The ERP system had failed to regularize payroll deductions as per the law, and management was accused of failing to act on the audit’s recommendations.
Construction works at the institution were also marred by unauthorized changes and slow progress, with lawmakers warning of possible surcharges for principals who flout procurement laws.
Kisii National Polytechnic, Kenya School of Law, and the Council of Legal Education were turned away by the committee for failing to comply with the audit process and not showing up with all responsible officers.
They have been summoned to reappear at a later date.
Wamboka emphasized the committee’s commitment to ensuring transparency, accountability, and equitable service delivery in the education sector.

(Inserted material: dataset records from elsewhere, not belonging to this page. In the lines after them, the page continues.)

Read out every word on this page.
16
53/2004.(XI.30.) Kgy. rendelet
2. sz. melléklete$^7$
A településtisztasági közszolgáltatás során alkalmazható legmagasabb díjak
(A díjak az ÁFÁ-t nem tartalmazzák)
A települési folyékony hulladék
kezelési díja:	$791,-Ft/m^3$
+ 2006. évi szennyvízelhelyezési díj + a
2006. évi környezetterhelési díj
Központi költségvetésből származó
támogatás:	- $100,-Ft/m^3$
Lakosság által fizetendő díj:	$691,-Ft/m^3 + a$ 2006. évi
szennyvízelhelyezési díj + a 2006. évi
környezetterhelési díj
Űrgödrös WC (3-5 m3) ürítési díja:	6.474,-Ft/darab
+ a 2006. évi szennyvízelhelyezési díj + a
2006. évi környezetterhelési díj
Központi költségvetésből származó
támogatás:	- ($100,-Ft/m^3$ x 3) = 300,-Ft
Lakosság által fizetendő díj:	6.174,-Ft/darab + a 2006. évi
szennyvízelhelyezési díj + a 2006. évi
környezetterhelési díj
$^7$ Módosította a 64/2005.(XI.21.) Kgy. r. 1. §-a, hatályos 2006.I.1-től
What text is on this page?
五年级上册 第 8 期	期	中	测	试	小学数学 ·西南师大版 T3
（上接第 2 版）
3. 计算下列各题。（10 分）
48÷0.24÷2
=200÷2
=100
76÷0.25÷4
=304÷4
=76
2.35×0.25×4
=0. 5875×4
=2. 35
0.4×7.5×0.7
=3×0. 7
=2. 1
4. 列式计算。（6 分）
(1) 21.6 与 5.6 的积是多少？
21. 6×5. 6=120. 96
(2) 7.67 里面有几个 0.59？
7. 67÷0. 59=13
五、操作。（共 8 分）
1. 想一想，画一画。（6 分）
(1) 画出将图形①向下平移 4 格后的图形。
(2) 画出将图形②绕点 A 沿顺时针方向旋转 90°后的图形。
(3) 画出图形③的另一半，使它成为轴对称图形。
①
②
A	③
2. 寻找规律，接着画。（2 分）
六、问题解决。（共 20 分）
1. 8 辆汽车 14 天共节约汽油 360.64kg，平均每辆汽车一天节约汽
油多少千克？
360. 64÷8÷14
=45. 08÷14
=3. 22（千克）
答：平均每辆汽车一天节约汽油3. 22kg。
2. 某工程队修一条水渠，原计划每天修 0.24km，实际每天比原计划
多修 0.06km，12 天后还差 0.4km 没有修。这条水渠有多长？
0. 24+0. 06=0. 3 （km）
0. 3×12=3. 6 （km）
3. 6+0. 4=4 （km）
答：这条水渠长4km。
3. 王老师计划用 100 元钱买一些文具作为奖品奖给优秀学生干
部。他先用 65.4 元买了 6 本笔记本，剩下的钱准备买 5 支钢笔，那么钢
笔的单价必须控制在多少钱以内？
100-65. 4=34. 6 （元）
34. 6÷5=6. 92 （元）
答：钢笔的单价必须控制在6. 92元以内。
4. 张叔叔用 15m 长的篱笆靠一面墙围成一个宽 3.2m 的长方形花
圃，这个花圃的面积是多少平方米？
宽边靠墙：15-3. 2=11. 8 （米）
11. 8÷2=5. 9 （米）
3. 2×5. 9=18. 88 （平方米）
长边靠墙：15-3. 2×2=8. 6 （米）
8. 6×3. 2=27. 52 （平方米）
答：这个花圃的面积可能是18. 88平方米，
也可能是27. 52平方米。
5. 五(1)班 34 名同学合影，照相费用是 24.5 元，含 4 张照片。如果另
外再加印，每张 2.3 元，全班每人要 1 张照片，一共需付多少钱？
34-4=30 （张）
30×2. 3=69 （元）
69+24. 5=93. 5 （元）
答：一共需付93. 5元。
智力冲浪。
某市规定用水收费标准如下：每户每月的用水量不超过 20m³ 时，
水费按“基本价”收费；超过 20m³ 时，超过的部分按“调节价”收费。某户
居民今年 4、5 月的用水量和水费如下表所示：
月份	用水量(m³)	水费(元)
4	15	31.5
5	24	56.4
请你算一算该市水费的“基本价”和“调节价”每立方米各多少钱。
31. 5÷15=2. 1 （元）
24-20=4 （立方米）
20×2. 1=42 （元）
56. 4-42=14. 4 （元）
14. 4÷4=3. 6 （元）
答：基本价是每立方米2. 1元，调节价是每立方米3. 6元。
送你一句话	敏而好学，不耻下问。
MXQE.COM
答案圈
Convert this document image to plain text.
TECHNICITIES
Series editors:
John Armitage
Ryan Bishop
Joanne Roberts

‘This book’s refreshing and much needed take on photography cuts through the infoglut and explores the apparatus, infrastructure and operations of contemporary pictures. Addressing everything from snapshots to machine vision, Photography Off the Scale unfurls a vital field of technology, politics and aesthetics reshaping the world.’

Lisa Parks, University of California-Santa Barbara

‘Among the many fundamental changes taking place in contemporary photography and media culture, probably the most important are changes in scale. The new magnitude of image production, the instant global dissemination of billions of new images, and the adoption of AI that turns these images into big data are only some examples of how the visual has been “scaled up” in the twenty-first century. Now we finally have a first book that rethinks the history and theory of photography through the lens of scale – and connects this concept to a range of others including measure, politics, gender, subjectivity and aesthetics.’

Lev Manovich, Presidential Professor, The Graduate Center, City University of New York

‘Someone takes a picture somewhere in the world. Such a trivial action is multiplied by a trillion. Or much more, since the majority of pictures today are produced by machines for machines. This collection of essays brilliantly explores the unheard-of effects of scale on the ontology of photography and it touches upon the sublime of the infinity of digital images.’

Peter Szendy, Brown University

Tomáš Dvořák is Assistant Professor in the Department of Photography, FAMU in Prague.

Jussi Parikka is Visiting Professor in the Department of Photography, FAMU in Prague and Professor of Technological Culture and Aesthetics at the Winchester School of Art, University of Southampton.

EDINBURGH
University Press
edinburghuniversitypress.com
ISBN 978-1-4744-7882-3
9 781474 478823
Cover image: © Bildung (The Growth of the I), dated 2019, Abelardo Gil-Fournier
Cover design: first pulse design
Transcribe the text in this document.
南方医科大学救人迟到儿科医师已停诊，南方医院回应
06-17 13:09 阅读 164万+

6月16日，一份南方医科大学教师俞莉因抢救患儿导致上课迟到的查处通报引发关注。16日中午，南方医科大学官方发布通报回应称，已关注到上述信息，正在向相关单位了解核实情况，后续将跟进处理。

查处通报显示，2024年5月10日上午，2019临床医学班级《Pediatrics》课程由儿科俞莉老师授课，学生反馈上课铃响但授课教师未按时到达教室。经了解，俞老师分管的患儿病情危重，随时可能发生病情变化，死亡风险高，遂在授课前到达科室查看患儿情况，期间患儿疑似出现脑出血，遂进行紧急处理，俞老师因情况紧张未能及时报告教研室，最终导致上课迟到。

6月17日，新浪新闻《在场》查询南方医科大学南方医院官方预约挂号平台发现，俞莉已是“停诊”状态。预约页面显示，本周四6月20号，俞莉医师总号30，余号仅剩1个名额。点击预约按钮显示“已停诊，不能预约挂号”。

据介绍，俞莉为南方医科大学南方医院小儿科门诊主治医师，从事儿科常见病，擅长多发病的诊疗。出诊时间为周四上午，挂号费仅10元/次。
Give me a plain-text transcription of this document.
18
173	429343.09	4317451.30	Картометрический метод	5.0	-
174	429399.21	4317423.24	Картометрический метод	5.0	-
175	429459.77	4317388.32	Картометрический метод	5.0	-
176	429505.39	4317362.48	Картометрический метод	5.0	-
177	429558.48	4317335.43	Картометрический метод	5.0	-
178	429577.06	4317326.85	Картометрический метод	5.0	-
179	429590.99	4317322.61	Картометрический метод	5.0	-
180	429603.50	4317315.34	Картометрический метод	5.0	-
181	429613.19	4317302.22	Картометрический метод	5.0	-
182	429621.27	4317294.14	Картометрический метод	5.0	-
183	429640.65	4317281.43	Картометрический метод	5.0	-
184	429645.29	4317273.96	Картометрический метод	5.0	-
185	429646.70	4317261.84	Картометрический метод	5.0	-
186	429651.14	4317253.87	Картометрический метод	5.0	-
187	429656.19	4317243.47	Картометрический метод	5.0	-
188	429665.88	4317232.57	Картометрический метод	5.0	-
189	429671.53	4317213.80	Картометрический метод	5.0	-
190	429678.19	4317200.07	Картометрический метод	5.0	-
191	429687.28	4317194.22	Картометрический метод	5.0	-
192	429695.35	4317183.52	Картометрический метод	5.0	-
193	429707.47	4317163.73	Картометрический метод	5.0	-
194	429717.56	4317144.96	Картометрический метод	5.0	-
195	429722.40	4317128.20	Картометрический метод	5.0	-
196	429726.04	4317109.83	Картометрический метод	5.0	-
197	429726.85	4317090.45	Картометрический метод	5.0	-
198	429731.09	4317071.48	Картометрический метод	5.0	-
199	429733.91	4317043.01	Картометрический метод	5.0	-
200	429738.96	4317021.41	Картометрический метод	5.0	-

A recent report by Controller of Budget Margaret Nyakang’o revealed that public universities and national polytechnics are facing an overwhelming debt of Sh67.81 billion.
The figures show that some of Kenya’s largest and most respected universities are at risk of collapsing under the weight of financial mismanagement and chronic underfunding.
Among the biggest debtors are Kenyatta University, which owes Sh12.38 billion, the University of Nairobi with Sh12.22 billion, and Jomo Kenyatta University of Agriculture and Technology, whose debt stands at Sh9.13 billion.
These debts are owed to suppliers, statutory bodies such as NSSF and KRA, pension funds, and contractors, and delays that have hampered day-to-day operations and triggered frequent industrial unrest.
The debts include pending bills for unremitted statutory deductions, unpaid contractor fees, stalled projects, and pension arrears.
The financial weight threatens to cripple learning and research, both of which rely on consistent and adequate funding.
Moi University, once one of the country’s largest institutions, has also seen its financial health deteriorate rapidly.
With a debt of Sh7.83 billion, the university has suffered prolonged strikes, missed salary payments, and was closed for three months following unrest by teaching and non-teaching staff.
The government later pledged a Sh2.9 billion bailout to revive the institution.
Despite the financial chaos, the government maintains that no university will be allowed to shut down.